Water, or the lack of it, is one of the biggest issues facing urban Africa, which will see a 66 percent population increase to 1.2 billion people by 2050, according to the United Nations. Despite the importance of potable water to the socio-economic development of the country, the resource is gradually becoming a scarce commodity in Ghana. With the main sources of water for household use are piped supply, rivers, boreholes, harvested rainwater and streams, the Global Water Project forecast that six West African Countries, including Ghana, may experience water scarcity by 2025 mainly due to the expected rate of growth in population . Interestingly, Ghana has started experiencing water scarcity in most parts of the country. Drought, coupled with illegal mining activities, as well as unsafe environmental practices has conspired to make raw water sources unproductive for a country that seeks to achieve universal coverage by 2025.
With the current development, people in the affected areas have to travel long distances in order to have access to water, which is sometimes unwholesome. People of Nsawam Adoagyiri were no left of the hook as they are battling an acute water shortage due to the drying up of the Densu River, the source of raw water for the Nsawam Water Treatment Plant of the Ghana Water Company Limited, the sole urban water provider in Ghana. Also, towns and villages in the northern part of Ghana are suffering from this situation as rivers and streams are drying up without mercy. As if that is not enough, portions around Ho, Dambai, Nkwanta, and areas in the Northern Volta have also been battling water shortages since the beginning of the year, while parts of the coastal Western and Central Regions are also facing similar challenges.

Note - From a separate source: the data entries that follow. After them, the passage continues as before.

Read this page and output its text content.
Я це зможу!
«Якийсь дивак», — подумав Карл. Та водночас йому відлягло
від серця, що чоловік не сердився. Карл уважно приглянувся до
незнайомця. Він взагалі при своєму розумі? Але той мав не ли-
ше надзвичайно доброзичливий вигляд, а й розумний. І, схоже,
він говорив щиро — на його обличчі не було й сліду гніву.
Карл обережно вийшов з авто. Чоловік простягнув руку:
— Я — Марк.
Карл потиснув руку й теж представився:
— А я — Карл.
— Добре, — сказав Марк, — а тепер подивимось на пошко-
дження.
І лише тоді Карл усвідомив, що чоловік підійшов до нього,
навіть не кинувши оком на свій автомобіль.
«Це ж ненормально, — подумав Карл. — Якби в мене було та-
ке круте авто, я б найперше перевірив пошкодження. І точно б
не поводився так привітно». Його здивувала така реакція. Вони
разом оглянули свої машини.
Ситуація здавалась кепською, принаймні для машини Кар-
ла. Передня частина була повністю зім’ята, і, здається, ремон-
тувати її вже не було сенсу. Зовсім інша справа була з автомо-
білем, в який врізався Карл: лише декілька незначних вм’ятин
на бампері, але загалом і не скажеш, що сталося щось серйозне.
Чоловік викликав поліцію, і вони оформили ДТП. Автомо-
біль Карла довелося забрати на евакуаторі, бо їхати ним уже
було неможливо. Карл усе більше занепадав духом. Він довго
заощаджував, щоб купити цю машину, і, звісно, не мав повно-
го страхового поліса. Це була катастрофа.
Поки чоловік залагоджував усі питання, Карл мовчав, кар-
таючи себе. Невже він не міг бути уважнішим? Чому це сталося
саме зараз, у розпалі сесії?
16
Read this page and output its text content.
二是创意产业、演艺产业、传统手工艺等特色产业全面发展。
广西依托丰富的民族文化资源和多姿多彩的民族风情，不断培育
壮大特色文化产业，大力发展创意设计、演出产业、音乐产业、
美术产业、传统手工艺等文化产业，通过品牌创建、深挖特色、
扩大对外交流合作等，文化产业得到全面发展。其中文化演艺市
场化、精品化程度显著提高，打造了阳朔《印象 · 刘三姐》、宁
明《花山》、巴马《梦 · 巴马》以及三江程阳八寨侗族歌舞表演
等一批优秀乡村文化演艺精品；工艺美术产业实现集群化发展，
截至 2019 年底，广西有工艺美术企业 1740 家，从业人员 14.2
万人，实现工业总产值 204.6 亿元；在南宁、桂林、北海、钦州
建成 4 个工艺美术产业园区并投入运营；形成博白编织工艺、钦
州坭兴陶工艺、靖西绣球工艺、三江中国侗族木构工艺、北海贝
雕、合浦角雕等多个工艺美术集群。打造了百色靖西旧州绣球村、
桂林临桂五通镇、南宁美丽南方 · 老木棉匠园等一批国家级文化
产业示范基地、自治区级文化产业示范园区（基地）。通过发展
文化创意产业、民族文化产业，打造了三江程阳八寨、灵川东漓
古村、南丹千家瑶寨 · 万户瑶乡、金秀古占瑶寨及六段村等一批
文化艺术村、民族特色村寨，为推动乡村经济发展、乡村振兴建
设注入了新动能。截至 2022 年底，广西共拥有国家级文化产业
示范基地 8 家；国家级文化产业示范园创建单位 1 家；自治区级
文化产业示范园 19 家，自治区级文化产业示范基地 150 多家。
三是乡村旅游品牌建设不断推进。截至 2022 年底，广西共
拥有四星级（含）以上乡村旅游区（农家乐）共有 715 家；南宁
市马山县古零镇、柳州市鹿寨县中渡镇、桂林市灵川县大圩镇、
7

“Rivers are our main sources of raw material and so if these rivers dry up, there is nothing we can do but to wait till they get filled up again,” said Stanley Martey, Communications Manager of the Ghana Water Company Limited (GWCL). He mentioned that the GWCL was making preparations to drill boreholes in communities affected most by the water shortage. Also, dredging works have begun on riverbeds that had been silted in readiness for the rainy season while tree planting was about to commence along riverbanks. As a country, we need to learn lessons from this occurrence and take our water resources seriously.

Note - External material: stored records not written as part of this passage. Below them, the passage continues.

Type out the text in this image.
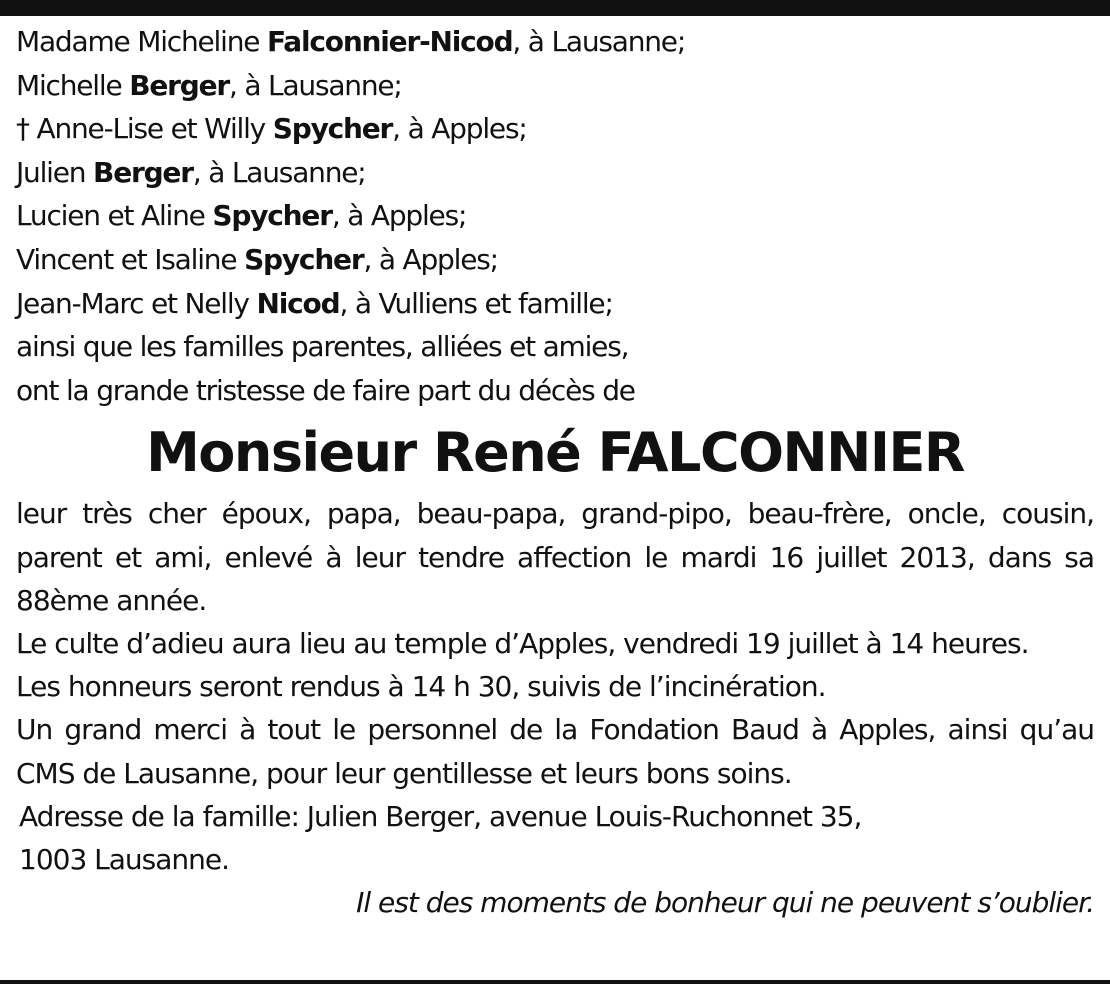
Madame Micheline Falconnier-Nicod, à Lausanne;

Michelle Berger, à Lausanne;

† Anne-Lise et Willy Spycher, à Apples;

Julien Berger, à Lausanne;

Lucien et Aline Spycher, à Apples;

Vincent et Isaline Spycher, à Apples;

Jean-Marc et Nelly Nicod, à Vulliens et famille;

ainsi que les familles parentes, alliées et amies,

ont la grande tristesse de faire part du décès de

Monsieur René FALCONNIER

leur très cher époux, papa, beau-papa, grand-pipo, beau-frère, oncle, cousin, parent et ami, enlevé à leur tendre affection le mardi 16 juillet 2013, dans sa 88ème année.

Le culte d’adieu aura lieu au temple d’Apples, vendredi 19 juillet à 14 heures.

Les honneurs seront rendus à 14 h 30, suivis de l’incinération.

Un grand merci à tout le personnel de la Fondation Baud à Apples, ainsi qu’au CMS de Lausanne, pour leur gentillesse et leurs bons soins.

Adresse de la famille: Julien Berger, avenue Louis-Ruchonnet 35,

1003 Lausanne.

Il est des moments de bonheur qui ne peuvent s’oublier.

Illegal mining, popularly known as ‘galamsey’, has polluted most of our water bodies. Also, the cutting down of trees in the catchment area of most water bodies have contributed to this problem. Bush burning, farming near water bodies and building in waterways have also played their role in bringing the country to this unbearable state.
Certainly, we have dug our own grave and, unfortunately, we are blaming nature for our predicament. The government needs to enforce the laws that protect our natural resources and the laws should be allowed to take the due course no matter the persons that might be involved. Also, the government should increase the education of the populace on the importance of our natural resources and the citizenry should make the protection of the resources around them their personal duty. It is only then that we can permanently overcome this challenge of water shortage due to drought.
Potable water is a critical aspect of our lives and development as a country. Fancy the number of people who will be free from attracting water-borne diseases such as Cholera, diarrhoea and so on. Our hospitals need water, our schools need water, not just water, but quality water. Our people, mostly the women and children use much of their time searching for drinking water instead of focusing on endeavours that are more productive. Think of the economic and health effect of all the above mentioned and more. Dr. Kwame Nkrumah, Ghana’s first president said, “…Ghana, our beloved country is free forever.” Regrettably, we have not been freed when it comes to water accessibility. Let this issue be important to you. Do your part to save the situation, and our collective efforts will catapult us to the realization of our freedom with respect to potable water availability.